ECLI:NL:OGEABES:2016:7

Gerecht in eerste aanleg van Bonaire, Sint Eustatius en Saba

Datum uitspraak
7 maart 2016
Publicatiedatum
17 maart 2016
Zaaknummer
BBZ nr. 68544 van 2015
Instantie
Gerecht in eerste aanleg van Bonaire, Sint Eustatius en Saba
Type
Uitspraak
Rechtsgebied
Bestuursrecht; Belastingrecht
Procedures
  • Eerste aanleg - enkelvoudig
Rechters
Vindplaatsen
  • Rechtspraak.nl
AI samenvatting door LexboostAutomatisch gegenereerd

Beroep tegen de heffing van verhuurautobelasting door het Openbaar Lichaam Bonaire

In deze zaak heeft het Gerecht in eerste aanleg van Bonaire, Sint Eustatius en Saba op 7 maart 2016 uitspraak gedaan in een geschil tussen X N.V. en het Openbaar Lichaam Bonaire over de heffing van verhuurautobelasting (VAB).
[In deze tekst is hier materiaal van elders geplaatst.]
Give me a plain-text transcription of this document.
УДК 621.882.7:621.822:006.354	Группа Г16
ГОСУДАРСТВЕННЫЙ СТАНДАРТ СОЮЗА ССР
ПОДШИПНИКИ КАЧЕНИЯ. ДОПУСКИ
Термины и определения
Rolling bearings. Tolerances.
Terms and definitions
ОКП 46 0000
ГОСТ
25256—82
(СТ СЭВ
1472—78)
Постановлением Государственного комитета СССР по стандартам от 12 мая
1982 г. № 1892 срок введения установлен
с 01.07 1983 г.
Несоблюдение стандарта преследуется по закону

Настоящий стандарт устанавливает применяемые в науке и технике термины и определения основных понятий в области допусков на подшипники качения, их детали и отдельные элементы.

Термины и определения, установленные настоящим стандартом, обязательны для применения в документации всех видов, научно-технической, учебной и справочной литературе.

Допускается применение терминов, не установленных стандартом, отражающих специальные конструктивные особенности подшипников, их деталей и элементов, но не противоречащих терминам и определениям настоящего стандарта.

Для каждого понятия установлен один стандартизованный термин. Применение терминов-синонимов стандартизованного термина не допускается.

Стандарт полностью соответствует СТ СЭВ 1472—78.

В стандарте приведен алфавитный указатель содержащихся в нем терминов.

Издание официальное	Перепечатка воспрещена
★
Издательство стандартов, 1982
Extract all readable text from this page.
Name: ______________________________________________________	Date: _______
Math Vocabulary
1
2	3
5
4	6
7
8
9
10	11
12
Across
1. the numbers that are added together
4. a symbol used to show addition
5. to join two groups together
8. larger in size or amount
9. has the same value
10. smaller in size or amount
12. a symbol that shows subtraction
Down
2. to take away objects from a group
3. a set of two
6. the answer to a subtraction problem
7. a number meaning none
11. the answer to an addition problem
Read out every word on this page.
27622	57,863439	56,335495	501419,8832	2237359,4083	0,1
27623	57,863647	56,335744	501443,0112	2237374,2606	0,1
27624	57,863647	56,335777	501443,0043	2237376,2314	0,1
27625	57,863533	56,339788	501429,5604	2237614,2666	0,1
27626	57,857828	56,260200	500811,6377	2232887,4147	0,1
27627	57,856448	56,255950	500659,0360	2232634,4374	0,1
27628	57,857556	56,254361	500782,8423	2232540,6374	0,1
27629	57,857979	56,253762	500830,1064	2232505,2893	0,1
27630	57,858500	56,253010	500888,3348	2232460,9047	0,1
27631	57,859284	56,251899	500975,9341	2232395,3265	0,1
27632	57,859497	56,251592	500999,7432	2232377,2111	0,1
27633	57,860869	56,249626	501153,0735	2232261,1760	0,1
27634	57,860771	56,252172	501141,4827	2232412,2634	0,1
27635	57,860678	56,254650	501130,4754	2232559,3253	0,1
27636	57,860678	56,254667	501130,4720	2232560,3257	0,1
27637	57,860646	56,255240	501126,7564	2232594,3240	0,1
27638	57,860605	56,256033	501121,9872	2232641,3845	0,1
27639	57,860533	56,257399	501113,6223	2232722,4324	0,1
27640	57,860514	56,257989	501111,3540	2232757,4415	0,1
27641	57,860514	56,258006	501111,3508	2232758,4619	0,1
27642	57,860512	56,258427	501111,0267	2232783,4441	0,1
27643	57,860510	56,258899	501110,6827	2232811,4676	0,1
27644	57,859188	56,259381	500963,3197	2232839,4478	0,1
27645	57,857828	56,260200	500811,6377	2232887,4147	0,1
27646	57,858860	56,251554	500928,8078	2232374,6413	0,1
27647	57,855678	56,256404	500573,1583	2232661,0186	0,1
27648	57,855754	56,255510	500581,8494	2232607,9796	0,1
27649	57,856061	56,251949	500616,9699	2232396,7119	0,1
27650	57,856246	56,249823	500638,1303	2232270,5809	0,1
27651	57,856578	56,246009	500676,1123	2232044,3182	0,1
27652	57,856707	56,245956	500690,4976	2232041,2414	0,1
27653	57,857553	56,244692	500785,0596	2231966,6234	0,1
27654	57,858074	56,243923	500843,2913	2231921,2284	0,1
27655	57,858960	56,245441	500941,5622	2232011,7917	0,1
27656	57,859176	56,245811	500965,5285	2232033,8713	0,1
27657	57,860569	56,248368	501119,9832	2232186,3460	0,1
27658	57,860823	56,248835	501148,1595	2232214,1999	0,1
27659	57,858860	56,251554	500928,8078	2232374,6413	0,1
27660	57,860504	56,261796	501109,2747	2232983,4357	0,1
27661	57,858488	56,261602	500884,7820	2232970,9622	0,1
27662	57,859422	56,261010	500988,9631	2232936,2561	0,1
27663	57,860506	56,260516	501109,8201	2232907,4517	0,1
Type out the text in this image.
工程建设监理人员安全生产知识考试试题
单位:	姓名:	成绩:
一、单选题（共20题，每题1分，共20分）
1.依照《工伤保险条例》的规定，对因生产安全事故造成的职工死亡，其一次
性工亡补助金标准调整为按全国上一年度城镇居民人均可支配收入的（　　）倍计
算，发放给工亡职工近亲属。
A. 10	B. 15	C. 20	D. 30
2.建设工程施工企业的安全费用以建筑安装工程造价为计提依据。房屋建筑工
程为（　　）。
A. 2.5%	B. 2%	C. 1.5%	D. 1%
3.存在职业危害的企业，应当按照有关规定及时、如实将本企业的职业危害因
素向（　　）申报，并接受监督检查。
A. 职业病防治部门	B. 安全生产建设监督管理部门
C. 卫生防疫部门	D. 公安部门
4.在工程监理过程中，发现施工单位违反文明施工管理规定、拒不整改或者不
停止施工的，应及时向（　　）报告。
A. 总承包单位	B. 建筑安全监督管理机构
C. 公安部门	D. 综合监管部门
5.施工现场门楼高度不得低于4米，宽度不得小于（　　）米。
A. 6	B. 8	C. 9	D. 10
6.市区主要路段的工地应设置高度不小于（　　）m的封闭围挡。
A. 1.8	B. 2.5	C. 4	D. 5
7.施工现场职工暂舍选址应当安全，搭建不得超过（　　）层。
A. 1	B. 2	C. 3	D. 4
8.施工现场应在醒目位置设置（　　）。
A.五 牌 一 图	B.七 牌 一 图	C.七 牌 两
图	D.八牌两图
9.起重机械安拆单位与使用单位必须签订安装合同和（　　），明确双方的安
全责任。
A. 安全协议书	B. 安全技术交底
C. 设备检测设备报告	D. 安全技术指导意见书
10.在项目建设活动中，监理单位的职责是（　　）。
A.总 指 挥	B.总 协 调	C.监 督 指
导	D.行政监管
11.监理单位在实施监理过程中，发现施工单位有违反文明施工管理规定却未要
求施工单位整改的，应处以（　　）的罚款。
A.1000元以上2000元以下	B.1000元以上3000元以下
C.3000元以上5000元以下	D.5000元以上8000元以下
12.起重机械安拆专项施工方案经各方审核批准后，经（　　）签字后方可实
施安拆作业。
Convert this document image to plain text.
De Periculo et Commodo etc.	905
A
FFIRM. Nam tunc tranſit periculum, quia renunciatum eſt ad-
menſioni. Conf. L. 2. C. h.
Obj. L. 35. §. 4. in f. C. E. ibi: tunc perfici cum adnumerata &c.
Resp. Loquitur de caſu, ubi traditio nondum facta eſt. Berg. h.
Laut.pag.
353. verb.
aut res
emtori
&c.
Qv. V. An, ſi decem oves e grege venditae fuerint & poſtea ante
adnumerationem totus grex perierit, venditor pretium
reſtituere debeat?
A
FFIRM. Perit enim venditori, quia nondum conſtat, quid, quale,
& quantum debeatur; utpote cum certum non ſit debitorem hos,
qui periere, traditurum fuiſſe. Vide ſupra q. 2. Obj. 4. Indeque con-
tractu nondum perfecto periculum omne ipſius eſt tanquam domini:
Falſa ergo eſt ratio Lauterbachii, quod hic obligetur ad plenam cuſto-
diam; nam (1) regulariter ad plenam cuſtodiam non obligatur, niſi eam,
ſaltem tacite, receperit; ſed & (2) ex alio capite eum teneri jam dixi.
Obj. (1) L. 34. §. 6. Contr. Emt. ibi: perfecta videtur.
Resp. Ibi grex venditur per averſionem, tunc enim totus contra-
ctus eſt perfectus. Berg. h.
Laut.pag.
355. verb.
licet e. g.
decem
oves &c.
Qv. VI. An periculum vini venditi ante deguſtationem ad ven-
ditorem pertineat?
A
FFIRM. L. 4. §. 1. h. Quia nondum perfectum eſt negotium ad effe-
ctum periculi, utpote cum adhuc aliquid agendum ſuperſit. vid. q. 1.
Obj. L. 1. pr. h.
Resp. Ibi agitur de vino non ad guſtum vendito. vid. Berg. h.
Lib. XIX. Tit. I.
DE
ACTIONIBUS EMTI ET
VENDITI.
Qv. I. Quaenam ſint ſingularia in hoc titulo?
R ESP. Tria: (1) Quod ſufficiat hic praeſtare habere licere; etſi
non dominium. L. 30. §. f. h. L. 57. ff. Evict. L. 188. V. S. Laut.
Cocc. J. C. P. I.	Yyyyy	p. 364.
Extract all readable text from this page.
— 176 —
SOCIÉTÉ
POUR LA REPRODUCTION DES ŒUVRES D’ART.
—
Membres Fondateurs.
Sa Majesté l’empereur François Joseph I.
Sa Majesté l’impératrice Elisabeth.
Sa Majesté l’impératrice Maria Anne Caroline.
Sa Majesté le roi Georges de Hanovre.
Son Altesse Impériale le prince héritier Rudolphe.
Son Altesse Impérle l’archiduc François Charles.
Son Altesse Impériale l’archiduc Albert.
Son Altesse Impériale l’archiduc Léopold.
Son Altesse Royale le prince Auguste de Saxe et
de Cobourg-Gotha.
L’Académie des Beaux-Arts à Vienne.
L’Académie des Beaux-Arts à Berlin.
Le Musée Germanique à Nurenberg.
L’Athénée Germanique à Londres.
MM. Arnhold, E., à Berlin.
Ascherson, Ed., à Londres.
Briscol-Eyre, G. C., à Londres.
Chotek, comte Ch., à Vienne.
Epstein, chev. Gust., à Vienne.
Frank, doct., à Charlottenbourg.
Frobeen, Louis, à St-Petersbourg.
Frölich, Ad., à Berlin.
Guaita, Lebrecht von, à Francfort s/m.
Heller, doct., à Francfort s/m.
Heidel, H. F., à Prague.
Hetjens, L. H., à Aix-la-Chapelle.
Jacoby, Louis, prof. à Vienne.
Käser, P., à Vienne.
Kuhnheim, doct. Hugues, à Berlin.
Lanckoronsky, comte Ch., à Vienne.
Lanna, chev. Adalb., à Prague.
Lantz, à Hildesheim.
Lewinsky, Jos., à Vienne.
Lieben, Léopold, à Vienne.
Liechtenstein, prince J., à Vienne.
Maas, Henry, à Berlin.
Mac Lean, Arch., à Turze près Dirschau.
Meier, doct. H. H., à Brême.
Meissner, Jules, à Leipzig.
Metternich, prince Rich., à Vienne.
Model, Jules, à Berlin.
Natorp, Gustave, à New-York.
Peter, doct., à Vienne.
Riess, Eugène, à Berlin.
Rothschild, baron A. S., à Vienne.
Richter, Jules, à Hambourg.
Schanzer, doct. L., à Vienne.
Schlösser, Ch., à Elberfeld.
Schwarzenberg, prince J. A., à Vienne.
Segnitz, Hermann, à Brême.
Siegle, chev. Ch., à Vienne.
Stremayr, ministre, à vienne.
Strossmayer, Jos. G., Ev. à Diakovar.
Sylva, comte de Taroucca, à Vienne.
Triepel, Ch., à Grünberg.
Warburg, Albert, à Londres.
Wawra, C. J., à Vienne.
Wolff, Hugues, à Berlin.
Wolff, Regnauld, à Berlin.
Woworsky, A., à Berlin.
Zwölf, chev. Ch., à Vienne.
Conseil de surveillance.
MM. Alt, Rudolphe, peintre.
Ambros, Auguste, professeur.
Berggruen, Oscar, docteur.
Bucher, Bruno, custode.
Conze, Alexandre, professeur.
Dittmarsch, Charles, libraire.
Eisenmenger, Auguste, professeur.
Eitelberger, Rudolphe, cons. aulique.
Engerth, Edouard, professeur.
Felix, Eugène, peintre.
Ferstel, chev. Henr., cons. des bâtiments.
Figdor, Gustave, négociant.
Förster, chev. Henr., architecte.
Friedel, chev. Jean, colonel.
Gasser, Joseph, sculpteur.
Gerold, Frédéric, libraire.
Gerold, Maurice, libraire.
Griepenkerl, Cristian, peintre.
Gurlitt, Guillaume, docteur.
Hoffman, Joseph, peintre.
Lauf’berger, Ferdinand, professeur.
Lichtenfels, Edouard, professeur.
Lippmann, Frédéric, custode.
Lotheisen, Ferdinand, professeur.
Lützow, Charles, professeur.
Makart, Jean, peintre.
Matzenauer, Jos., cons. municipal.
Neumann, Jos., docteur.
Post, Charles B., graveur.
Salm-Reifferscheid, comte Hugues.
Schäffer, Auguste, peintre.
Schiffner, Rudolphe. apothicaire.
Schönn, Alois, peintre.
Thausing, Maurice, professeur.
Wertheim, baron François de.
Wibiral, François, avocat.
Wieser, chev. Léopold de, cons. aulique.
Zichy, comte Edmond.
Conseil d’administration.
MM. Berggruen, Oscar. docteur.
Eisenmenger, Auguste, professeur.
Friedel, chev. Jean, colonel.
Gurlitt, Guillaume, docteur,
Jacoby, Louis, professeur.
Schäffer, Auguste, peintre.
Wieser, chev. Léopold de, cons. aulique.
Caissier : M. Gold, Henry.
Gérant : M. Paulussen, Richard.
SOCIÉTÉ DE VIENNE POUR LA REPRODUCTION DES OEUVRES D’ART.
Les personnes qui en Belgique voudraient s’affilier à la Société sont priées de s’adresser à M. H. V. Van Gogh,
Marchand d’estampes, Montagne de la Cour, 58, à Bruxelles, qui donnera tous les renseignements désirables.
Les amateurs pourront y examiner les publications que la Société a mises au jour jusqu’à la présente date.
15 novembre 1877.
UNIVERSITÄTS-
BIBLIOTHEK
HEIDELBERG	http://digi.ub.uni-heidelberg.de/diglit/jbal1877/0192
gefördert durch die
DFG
X N.V. had op 10 juli 2013 aangifte gedaan van de verschuldigde VAB over de periode april-juni 2013, maar het Openbaar Lichaam had geen uitspraak op het bezwaar gedaan dat X N.V. op 1 augustus 2013 had ingediend. Het Gerecht oordeelde dat het beroep van X N.V. ontvankelijk was, omdat het Openbaar Lichaam niet tijdig had gereageerd op het bezwaar.

De kern van het geschil was of de VAB terecht was geheven, gezien het feit dat X N.V. ook algemene bestedingsbelasting (ABB) had betaald over dezelfde omzet. X N.V. stelde dat er sprake was van dubbele belastingheffing, wat in strijd zou zijn met de wetgeving. Het Gerecht oordeelde echter dat de wetgever het vrijstaat om een dienst op verschillende manieren te belasten, en dat er geen sprake was van een heffing naar inkomen, winst of vermogen, zoals vereist door de Wet Financiën Openbare Lichamen Bonaire, Sint Eustatius en Saba.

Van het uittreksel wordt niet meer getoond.